02 March 2009

The Pleasure of Ruins in Chongyecheon, Seoul

Some weeks ago, The Vigorous North posted this scarcely believable article about a river in the center of Seoul. Once covered by two 10-lane freeway decks, it has now been daylighted and turned into a delightful urban park. (The mayor who made this happen either has giant political cojones, or automotive politics is quite different in Korea.)

However, traces of the highway were left standing in the middle of the new park, as a reminder of the past:

This gesture has such a delicate aesthetic. The pillars of the former freeway remind us of the past in the midst of a radical change in the urban landscape. It takes restraint to leave traces of an undesirable past for future generations. I think they achieved a nice balance here.

I can't imagine such a thing happening in the United States. Most green-minded folks carry around a lot of guilt and self-righteousness about the freeways that are the signature monuments of our civilization, and would gleefully eradicate them without a backward glance.

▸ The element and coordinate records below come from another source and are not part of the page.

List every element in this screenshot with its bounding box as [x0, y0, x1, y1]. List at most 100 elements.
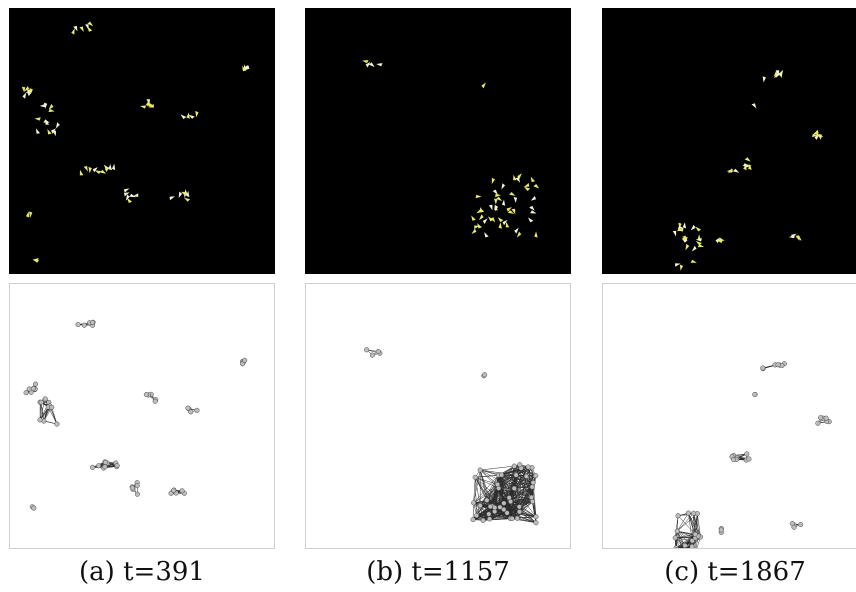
agent-marker	[515, 177, 520, 183]
graph-edge	[473, 477, 476, 503]
graph-edge	[514, 465, 533, 488]
graph-edge	[514, 466, 529, 489]
agent-marker	[534, 231, 538, 238]
graph-node	[685, 510, 691, 516]
graph-node	[525, 464, 531, 470]
caption-c: (c) t=1867	[664, 557, 806, 587]
graph-edge	[526, 476, 532, 498]
graph-edge	[509, 482, 534, 498]
graph-edge	[501, 474, 515, 489]
graph-edge	[517, 501, 533, 519]
graph-node	[718, 527, 724, 533]
agent-marker	[145, 100, 150, 107]
graph-nodes	[672, 361, 832, 548]
graph-node	[472, 474, 478, 480]
graph-node	[752, 392, 758, 398]
agent-marker	[488, 204, 493, 211]
agent-marker	[85, 24, 89, 30]
agent-marker	[751, 103, 757, 109]
graph-edge	[51, 407, 58, 425]
interaction-graph-b	[364, 347, 539, 526]
graph-edge	[677, 515, 696, 535]
graph-edge	[509, 497, 537, 517]
graph-node	[194, 407, 200, 413]
graph-node	[477, 467, 483, 473]
agent-marker	[475, 194, 482, 199]
graph-node	[511, 485, 517, 491]
agent-marker	[811, 133, 819, 138]
agent-marker	[169, 196, 175, 201]
agent-marker	[530, 195, 536, 201]
graph-edge	[39, 399, 46, 420]
agent-marker	[495, 205, 499, 212]
swarm-snapshot-b	[362, 60, 540, 238]
agent-marker	[92, 167, 98, 173]
graph-node	[675, 513, 681, 519]
agent-marker	[183, 197, 191, 202]
graph-edge	[514, 488, 533, 502]
agent-marker	[186, 112, 190, 119]
agent-marker	[530, 210, 537, 214]
graph-node	[96, 463, 102, 469]
agent-marker	[94, 170, 102, 174]
graph-node	[499, 472, 505, 478]
agent-marker	[762, 76, 766, 83]
graph-node	[689, 543, 695, 548]
graph-edge	[486, 500, 504, 504]
agent-marker	[685, 243, 690, 251]
graph-node	[75, 322, 81, 328]
graph-edge	[514, 476, 527, 489]
agent-marker	[675, 263, 681, 267]
agent-marker	[47, 128, 52, 135]
agent-marker	[488, 216, 494, 222]
graph-edge	[486, 488, 515, 501]
graph-edge	[675, 537, 693, 547]
graph-node	[501, 500, 507, 506]
agent-marker	[501, 199, 506, 206]
agent-marker	[513, 174, 517, 181]
graph-node	[815, 420, 821, 426]
graph-edge	[514, 467, 533, 489]
agent-marker	[125, 194, 130, 201]
agent-marker	[36, 128, 40, 134]
agent-marker	[52, 130, 56, 137]
graph-node	[37, 417, 43, 423]
graph-node	[486, 511, 492, 517]
graph-edge	[39, 402, 42, 420]
agent-marker	[477, 223, 482, 229]
graph-edge	[687, 546, 693, 548]
graph-node	[38, 399, 44, 405]
agent-marker	[186, 190, 190, 197]
graph-node	[674, 528, 680, 534]
graph-edge	[43, 407, 52, 422]
agent-marker	[524, 186, 531, 191]
graph-edge	[676, 531, 683, 548]
graph-edge	[501, 474, 534, 483]
graph-edge	[473, 502, 490, 520]
graph-node	[775, 362, 781, 368]
agent-marker	[48, 103, 54, 110]
graph-node	[134, 491, 140, 497]
graph-edge	[506, 512, 537, 523]
graph-node	[818, 415, 824, 421]
agent-marker	[124, 192, 130, 197]
graph-edge	[677, 512, 689, 532]
agent-marker	[48, 108, 55, 113]
agent-marker	[123, 188, 130, 193]
agent-marker	[788, 234, 795, 239]
graph-edge	[490, 488, 515, 507]
agent-marker	[528, 217, 534, 223]
agent-marker	[482, 218, 488, 224]
graph-node	[760, 365, 766, 371]
graph-edge	[693, 513, 701, 538]
graph-node	[731, 457, 737, 463]
agent-marker	[506, 207, 512, 212]
graph-node	[30, 386, 36, 392]
graph-edge	[39, 406, 49, 421]
agent-marker	[677, 225, 685, 229]
graph-edge	[515, 474, 532, 498]
caption-a: (a) t=391	[79, 557, 205, 587]
graph-node	[530, 480, 536, 486]
agent-marker	[471, 228, 477, 234]
graph-edge	[527, 466, 534, 483]
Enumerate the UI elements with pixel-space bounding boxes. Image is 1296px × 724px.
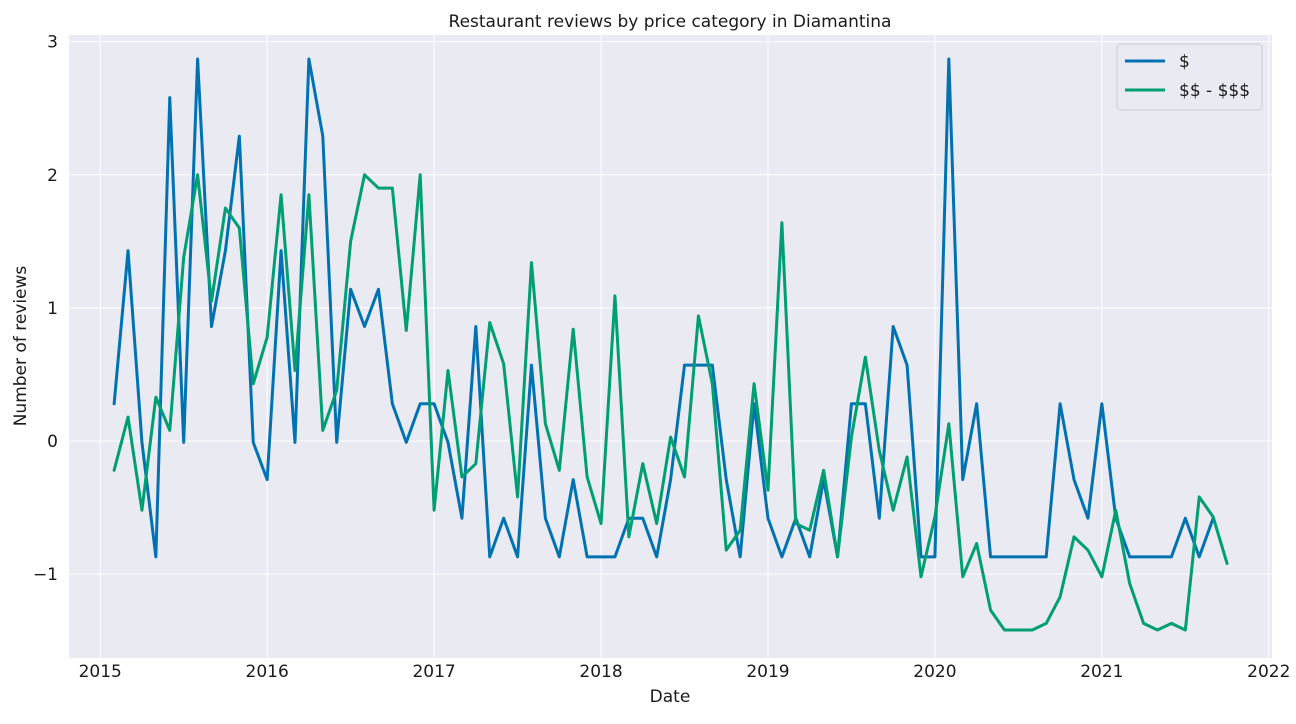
- x-tick-label: 2017: [412, 662, 455, 682]
- legend-label-two-three-dollar: $$ - $$$: [1179, 81, 1250, 101]
- x-tick-label: 2016: [246, 662, 289, 682]
- x-axis-title: Date: [650, 687, 691, 707]
- y-tick-label: 3: [47, 33, 58, 53]
- tick-labels: 2015 2016 2017 2018 2019 2020 2021 2022 −1 0 1 2 3: [33, 33, 1290, 682]
- legend-label-dollar: $: [1179, 52, 1190, 72]
- y-axis-title: Number of reviews: [11, 266, 31, 427]
- x-tick-label: 2020: [913, 662, 956, 682]
- y-tick-label: 1: [47, 299, 58, 319]
- series-line-1: [112, 173, 1229, 632]
- x-tick-label: 2021: [1080, 662, 1123, 682]
- x-tick-label: 2019: [746, 662, 789, 682]
- x-tick-label: 2018: [579, 662, 622, 682]
- series-lines: [112, 57, 1229, 632]
- legend: $ $$ - $$$: [1116, 43, 1263, 111]
- series-line-0: [112, 57, 1215, 559]
- y-tick-label: 0: [47, 432, 58, 452]
- y-tick-label: −1: [33, 565, 58, 585]
- y-tick-label: 2: [47, 166, 58, 186]
- x-tick-label: 2022: [1247, 662, 1290, 682]
- x-tick-label: 2015: [79, 662, 122, 682]
- chart-title: Restaurant reviews by price category in …: [449, 12, 892, 32]
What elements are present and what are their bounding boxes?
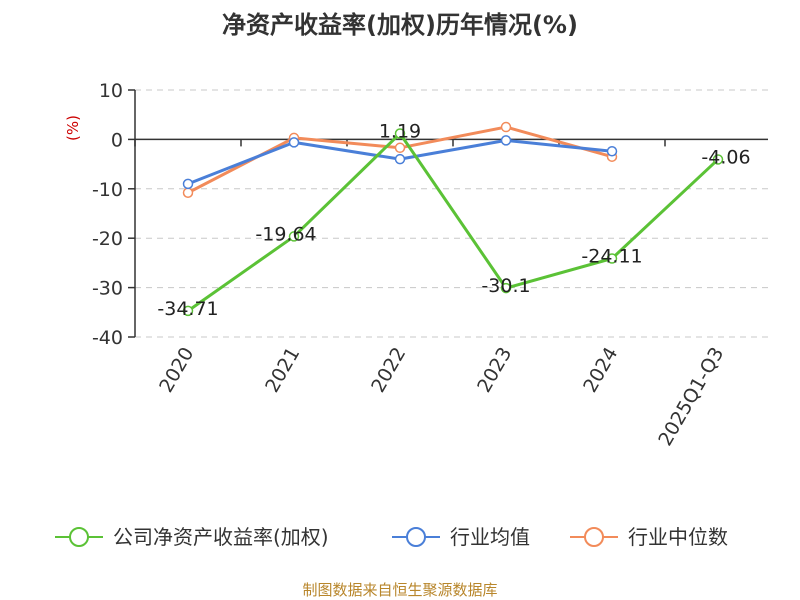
data-point [182,178,194,190]
data-label: -24.11 [581,246,642,268]
source-note: 制图数据来自恒生聚源数据库 [302,581,497,599]
data-point [182,305,194,317]
data-point [394,128,406,139]
data-label: 1.19 [379,121,421,143]
data-label: -34.71 [157,298,218,320]
legend-label: 行业均值 [450,525,530,549]
y-tick-labels: 10 0 -10 -20 -30 -40 [92,80,123,349]
series-lines [182,121,724,317]
x-tick-label: 2025Q1-Q3 [654,344,728,450]
legend-item: 行业中位数 [570,525,728,549]
x-tick-label: 2020 [155,344,198,397]
data-label: -30.1 [481,275,530,297]
axes [128,89,768,338]
y-tick-label: -20 [92,228,123,250]
legend: 公司净资产收益率(加权) 行业均值 行业中位数 [55,525,728,549]
legend-marker [69,527,89,547]
legend-item: 公司净资产收益率(加权) [55,525,329,549]
data-point [394,142,406,154]
legend-label: 公司净资产收益率(加权) [113,525,329,549]
legend-marker [406,527,426,547]
data-label: -4.06 [701,146,750,168]
y-tick-label: -10 [92,179,123,201]
x-tick-label: 2023 [473,344,516,397]
legend-item: 行业均值 [392,525,530,549]
x-tick-label: 2022 [367,344,410,397]
y-tick-label: 0 [111,129,123,151]
x-tick-label: 2024 [579,344,622,397]
series-line [187,132,720,313]
data-point [500,282,512,294]
x-tick-label: 2021 [261,344,304,397]
y-tick-label: 10 [99,80,123,102]
data-point [712,154,724,165]
legend-marker [584,527,604,547]
data-point [606,146,618,157]
data-point [182,187,194,199]
data-point [288,231,300,242]
chart-title: 净资产收益率(加权)历年情况(%) [222,11,578,39]
data-point [606,253,618,264]
legend-label: 行业中位数 [628,525,728,549]
y-tick-label: -40 [92,327,123,349]
data-point [288,137,300,148]
x-tick-labels: 2020 2021 2022 2023 2024 2025Q1-Q3 [155,344,728,450]
data-label: -19.64 [255,223,316,245]
data-point [394,153,406,165]
data-point [500,135,512,146]
y-tick-label: -30 [92,278,123,300]
data-point [500,121,512,133]
y-axis-unit: (%) [64,115,82,141]
data-labels: -34.71 -19.64 1.19 -30.1 -24.11 -4.06 [157,121,750,320]
grid-lines [135,89,768,338]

The whole project raises some interesting questions about authenticity, archaeology, and place. When you daylight a historic river like the Chongyecheon, is it still the same stream in an existential sense? Are the ruined pillars of the highway archaeological monuments? The architects chose the shape and location of ruins, but they are still physical evidence of past land uses. They sit in a fascinating grey area between the archaeological site and the architectural folly.